Of the patients we were following with OCT-angiography, we identified 11 individuals who underwent dye-based traditional fluorescein and indocyanine green angiography for their wet AMD in one eye, and we could also search for quiescent CNV in their fellow eye with dry AMD. Of these 11 patients, three were diagnosed with plaques (the early sign of CNV on ICG angiography) in the eyes with dry AMD. In these eyes, the CNV was obvious when imaged with AngioPlex OCT-A, and we are now conducting a larger survey to answer the question of how commonly we see CNV in patients who are diagnosed with dry AMD. 

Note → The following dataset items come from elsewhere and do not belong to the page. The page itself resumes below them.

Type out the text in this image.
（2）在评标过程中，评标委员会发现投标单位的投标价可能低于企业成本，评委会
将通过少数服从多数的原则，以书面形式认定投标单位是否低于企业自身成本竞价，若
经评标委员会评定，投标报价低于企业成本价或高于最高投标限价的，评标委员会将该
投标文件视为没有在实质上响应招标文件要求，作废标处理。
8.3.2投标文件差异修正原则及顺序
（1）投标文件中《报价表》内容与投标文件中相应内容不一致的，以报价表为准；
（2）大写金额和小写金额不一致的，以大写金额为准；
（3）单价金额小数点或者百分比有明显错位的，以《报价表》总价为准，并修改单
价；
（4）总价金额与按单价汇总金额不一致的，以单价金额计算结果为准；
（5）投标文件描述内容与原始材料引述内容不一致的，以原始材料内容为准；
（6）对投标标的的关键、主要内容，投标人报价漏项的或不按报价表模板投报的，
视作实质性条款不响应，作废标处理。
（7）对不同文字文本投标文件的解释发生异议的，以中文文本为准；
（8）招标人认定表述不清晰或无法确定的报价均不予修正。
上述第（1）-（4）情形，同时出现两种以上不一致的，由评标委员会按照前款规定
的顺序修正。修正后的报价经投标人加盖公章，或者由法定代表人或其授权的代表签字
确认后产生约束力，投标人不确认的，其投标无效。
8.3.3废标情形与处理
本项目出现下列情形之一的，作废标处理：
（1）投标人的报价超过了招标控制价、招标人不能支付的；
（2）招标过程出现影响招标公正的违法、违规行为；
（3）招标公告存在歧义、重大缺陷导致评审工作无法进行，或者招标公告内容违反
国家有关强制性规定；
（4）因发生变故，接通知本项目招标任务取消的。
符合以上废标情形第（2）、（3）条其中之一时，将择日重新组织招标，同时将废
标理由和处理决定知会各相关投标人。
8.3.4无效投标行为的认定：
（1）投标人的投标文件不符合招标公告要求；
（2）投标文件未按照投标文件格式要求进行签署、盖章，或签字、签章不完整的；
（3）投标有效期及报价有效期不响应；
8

DISCUSSION:  If we can now see CNV even before blood vessels start leaking, then it begs the question, why are we even bothering with fluorescein and indocyanine green angiography? I no longer see a reason to use traditional dye-based angiographic imaging in my routine wet AMD cases. In my opinion, OCT-angiography is going to be a paradigm shift for retinal specialists, although admittedly, it has an uphill battle against the revenue afforded by traditional dye angiography. I do believe, however, that OCT angiography is the future of macular imaging. Because of the exceptional image quality this technology can achieve, I do not think we can justify the continued use of intravenous dyes for routine cases. OCT-angiography is safer, faster, cheaper, and more easily repeatable in a way that dye angiography is not, and OCT-A provides better images through cataracts. OCT-angiography should be the first-line imaging strategy for exudative diseases of the macula. Also, with a capture rate of 4 to 5 seconds, no dilation being necessary, and no bright flashing lights being used, OCT-angiography is clearly preferred by my patients.